BMW is keeping the gear shift know on the steering column. That oval 'Q' looking knob is the gear selector. If you push it forward you put the car in drive and if you pull back all the way you put it in reverse. I guess somewhere in the middle is neutral, there must be a distinctive click or resistance when you pass neutral or it would be difficult to know when you have placed it in neutral. The start/stop button is also on the steering column.
The two main instrumentation panels appear to be similar in size and location as the concept, and if you expand the picture to the right it looks like the display on the drivers instrument cluster is very close to what the concept i3 display looked like. It is fuzzy, but you can clearly see the main display is just about exactly what the concept display showed. You can see the current speed in the center, surrounded by an oval which displays the level of energy you are either using or gaining with regenerative braking. On the left is the outside temperature and on the right is the amount of miles you have driven on the current trip. Along the bottom there is line that represents the battery charge level with the estimated remaining miles you have before needing to plug in. If indeed I am correct about the oval circle encompassing the speed indicator, and all that is displayed is an amount of bars to show you if you are using or recapturing energy, then I will be disappointed. I want that to be represented in a numeric value for me to see like watt hours per mile. Five bars doesn't tell me anything about how much energy I'm using or how much I'm gaining by driving down a long hill. I'd like to see the actual energy flow in real value, not just bars please. I do like this small simple display unit though, and expect the production one to be all screen, unlike the one in the photo that has more painted surface than screen.
Now to the center stack console and here is where it gets a little dicey in my opinion. I'm not a fan of what I see in the picture. In fact it reminds me of the center stack console of my late 90's Honda Civic. I'm not going to go all out and slam it yet because the best feature, the large display screen is covered and hidden from view. However I can't help but look at what is visible, compare it to the concept i3 console and wonder what went wrong. They kept the tray to hold items between the controls and the display which I think is nice to have, but the button arrangement, vents and knobs remind me of something from the past, not the future of personal mobility. I loved the simple, modern, streamlined look of the concept i3's dash and I guess I was hoping for more of that look. I'm not giving up yet though because most of the dash is still covered and who knows, this might not even be the real production dash. The steering wheel was borrowed from a 3 series so perhaps what we see is only partially correct, however I have to believe what we see here is mostly what we'll get.
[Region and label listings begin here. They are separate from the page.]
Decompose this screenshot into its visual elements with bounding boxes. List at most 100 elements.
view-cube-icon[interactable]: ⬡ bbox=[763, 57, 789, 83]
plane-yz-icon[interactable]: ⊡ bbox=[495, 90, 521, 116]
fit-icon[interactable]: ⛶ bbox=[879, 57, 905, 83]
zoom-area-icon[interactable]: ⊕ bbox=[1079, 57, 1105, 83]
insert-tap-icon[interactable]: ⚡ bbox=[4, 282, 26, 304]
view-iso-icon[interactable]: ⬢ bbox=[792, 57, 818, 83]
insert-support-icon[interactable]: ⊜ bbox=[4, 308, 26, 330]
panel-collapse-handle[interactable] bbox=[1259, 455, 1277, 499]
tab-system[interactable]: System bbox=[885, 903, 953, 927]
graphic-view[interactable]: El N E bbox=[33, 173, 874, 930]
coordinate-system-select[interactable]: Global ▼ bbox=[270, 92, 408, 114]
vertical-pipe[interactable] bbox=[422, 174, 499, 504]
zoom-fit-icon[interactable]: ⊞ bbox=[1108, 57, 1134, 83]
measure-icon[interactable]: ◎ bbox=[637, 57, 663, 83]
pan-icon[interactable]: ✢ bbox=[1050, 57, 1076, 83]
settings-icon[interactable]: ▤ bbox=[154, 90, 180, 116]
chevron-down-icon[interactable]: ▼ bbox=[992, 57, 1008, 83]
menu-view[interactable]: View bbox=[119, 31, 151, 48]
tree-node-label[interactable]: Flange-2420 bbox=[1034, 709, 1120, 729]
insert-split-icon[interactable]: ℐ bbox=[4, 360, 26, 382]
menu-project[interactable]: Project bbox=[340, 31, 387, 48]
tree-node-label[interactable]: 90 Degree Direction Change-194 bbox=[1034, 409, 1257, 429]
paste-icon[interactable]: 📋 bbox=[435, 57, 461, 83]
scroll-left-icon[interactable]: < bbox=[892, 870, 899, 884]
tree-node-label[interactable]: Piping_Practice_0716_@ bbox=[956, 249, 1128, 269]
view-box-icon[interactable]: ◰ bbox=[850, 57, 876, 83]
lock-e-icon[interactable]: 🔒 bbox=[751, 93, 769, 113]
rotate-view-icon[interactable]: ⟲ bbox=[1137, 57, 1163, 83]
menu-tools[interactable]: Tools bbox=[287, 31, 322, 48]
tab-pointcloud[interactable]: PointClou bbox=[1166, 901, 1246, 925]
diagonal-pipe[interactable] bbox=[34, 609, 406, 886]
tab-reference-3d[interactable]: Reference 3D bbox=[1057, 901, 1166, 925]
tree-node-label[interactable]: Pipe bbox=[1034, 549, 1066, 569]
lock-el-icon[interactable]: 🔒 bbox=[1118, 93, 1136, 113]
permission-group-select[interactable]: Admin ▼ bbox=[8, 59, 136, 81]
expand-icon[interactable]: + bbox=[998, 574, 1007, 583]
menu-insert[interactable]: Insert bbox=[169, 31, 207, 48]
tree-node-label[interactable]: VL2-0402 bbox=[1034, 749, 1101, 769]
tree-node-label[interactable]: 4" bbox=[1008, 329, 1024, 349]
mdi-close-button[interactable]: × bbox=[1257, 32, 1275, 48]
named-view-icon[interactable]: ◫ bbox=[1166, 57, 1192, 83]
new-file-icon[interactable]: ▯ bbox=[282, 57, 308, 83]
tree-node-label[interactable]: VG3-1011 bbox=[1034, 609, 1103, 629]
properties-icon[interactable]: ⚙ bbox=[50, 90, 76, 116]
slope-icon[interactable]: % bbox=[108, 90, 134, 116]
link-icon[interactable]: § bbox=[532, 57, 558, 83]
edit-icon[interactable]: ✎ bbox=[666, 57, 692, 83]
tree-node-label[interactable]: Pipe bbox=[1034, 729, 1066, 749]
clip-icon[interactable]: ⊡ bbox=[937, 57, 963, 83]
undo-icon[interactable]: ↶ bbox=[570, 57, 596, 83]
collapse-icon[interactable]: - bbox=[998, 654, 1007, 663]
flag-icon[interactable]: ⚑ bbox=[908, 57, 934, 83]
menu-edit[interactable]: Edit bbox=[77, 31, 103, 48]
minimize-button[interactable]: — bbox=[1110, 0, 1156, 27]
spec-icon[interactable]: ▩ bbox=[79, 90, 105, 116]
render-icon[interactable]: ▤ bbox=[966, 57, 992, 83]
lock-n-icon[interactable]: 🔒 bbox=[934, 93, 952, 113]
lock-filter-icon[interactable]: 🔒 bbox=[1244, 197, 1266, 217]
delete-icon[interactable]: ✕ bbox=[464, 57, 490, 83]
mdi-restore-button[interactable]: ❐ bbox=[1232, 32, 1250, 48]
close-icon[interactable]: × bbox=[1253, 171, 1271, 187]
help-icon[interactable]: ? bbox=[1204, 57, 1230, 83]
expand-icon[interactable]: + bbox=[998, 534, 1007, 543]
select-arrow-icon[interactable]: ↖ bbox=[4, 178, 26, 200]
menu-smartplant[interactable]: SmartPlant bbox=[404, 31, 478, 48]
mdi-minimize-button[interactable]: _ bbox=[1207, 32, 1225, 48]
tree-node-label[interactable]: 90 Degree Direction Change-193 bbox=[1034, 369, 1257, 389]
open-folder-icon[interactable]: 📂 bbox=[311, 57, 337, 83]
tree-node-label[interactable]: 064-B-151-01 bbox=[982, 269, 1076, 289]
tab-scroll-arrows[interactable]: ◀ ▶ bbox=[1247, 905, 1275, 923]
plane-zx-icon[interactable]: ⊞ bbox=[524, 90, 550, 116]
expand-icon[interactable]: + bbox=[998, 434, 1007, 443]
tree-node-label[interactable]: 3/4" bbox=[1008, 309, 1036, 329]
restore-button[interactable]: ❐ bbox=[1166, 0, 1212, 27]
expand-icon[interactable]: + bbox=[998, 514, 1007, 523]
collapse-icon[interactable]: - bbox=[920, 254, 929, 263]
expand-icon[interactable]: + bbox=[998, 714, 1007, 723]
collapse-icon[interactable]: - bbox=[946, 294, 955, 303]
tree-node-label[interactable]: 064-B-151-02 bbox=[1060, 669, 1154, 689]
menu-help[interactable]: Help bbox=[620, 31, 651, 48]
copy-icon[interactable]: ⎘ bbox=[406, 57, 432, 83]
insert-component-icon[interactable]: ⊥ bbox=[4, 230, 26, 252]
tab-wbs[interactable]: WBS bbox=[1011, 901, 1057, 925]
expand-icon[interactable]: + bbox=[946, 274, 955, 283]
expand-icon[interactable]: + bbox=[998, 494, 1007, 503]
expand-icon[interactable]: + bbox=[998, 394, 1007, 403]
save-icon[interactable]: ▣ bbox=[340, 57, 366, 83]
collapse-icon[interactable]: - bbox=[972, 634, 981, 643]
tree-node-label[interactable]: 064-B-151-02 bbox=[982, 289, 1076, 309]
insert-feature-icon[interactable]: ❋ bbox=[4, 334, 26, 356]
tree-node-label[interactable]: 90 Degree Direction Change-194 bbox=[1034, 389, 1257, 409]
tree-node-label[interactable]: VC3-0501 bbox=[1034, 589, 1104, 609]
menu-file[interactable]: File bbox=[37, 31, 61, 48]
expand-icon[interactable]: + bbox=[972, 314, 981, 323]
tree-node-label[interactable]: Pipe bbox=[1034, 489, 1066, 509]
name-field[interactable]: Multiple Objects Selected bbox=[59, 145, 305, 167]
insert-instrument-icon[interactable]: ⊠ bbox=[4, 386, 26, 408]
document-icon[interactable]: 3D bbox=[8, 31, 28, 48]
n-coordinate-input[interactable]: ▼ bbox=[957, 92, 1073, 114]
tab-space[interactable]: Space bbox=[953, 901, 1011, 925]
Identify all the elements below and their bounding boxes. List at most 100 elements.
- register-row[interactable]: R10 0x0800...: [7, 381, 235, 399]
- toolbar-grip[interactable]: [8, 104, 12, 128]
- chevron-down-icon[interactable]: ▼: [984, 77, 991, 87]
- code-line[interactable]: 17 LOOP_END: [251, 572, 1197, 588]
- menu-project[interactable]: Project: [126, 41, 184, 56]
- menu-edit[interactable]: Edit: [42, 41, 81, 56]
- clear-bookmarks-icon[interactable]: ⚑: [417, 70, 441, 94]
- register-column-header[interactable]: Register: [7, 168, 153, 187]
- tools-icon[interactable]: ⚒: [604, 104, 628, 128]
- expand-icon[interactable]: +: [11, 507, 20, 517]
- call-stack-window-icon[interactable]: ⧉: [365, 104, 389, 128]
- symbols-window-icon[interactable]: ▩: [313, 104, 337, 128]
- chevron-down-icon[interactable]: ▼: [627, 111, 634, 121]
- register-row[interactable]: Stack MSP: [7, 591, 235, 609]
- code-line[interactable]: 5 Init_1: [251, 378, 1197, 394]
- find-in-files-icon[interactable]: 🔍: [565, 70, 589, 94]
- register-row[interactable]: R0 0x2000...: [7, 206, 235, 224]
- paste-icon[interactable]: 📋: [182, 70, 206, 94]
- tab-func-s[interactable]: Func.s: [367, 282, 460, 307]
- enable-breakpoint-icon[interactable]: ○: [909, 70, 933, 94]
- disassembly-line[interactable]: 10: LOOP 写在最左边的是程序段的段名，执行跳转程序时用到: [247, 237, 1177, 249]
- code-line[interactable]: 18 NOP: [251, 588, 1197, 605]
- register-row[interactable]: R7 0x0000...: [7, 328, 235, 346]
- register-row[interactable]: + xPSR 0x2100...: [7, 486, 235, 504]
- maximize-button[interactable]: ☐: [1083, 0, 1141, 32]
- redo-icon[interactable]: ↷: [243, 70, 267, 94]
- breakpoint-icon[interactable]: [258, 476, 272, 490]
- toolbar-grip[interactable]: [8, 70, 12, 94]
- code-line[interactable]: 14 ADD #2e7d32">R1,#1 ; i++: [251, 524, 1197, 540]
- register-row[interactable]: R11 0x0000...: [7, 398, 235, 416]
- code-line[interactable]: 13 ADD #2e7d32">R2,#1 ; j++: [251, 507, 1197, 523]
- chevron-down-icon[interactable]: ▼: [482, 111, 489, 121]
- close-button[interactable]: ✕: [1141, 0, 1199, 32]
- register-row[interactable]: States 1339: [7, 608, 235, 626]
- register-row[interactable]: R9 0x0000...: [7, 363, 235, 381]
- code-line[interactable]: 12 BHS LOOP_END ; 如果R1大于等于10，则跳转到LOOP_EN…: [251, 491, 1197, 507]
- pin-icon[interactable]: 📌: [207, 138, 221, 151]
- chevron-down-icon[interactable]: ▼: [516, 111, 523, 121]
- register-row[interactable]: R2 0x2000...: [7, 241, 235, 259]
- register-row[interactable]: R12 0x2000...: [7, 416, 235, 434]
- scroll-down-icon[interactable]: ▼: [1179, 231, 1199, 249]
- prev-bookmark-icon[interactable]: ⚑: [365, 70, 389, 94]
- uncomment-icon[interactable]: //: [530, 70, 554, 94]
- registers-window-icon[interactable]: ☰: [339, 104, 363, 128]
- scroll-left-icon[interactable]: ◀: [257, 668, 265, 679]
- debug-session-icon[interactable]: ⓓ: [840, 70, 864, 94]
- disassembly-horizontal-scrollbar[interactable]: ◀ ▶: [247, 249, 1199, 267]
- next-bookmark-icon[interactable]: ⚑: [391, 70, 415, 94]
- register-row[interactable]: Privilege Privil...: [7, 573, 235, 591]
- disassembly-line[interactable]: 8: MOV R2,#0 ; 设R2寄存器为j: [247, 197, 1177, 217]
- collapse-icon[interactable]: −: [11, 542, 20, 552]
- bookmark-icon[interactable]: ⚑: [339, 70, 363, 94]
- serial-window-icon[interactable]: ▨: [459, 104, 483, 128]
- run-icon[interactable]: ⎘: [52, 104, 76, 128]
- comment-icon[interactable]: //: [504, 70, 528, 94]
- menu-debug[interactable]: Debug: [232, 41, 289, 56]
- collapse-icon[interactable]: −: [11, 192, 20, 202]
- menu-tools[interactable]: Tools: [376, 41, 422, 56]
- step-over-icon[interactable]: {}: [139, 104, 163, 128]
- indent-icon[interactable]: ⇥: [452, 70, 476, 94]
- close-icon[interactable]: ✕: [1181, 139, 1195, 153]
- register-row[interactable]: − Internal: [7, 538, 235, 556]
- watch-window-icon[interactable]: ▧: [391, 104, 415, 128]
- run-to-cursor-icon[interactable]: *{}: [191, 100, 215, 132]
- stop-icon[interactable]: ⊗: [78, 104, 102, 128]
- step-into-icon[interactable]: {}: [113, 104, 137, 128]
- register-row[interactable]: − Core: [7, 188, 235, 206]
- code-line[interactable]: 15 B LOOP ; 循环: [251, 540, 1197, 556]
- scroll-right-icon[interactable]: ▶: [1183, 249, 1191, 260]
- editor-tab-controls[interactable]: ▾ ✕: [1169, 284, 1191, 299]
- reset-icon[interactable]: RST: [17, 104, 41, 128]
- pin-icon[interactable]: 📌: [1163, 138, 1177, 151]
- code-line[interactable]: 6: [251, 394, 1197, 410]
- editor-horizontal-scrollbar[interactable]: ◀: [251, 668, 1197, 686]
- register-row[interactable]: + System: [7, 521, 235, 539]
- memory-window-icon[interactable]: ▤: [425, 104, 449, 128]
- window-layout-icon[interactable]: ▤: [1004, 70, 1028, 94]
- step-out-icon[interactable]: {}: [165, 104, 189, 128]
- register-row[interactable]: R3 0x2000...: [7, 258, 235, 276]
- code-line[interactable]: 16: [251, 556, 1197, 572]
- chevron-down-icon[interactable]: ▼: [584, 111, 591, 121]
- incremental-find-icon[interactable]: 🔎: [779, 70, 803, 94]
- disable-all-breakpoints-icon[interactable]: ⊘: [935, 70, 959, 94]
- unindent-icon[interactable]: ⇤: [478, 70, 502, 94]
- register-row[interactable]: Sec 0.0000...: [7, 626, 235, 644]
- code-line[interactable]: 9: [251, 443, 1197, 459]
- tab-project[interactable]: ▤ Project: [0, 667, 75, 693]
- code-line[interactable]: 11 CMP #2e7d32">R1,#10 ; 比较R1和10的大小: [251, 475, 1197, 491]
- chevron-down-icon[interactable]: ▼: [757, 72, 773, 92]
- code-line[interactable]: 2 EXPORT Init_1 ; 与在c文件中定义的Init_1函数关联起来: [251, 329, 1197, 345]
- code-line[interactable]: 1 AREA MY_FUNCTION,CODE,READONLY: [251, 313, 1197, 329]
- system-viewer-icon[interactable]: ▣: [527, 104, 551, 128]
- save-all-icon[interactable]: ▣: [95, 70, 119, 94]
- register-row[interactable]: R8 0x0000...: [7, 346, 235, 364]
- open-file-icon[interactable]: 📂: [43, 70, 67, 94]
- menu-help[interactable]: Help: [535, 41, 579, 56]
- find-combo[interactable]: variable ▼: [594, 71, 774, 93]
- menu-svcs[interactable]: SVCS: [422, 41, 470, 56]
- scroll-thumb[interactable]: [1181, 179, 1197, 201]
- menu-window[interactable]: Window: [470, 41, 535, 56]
I know production cars never quite live up to the concept form. Designers can do wild things when they are making one car, and often some of the aspects of the things they dream up don't translate to making an affordable production vehicle, so changes are made. I doubt the manufacturers say "Yeah this concept is gorgeous, too nice for the public in fact so let's ugly it up a bit". I just really liked the look of the concept i3 interior (more so than the look of the exterior)and hope BMW manages to bring as much of it to the production version as possible.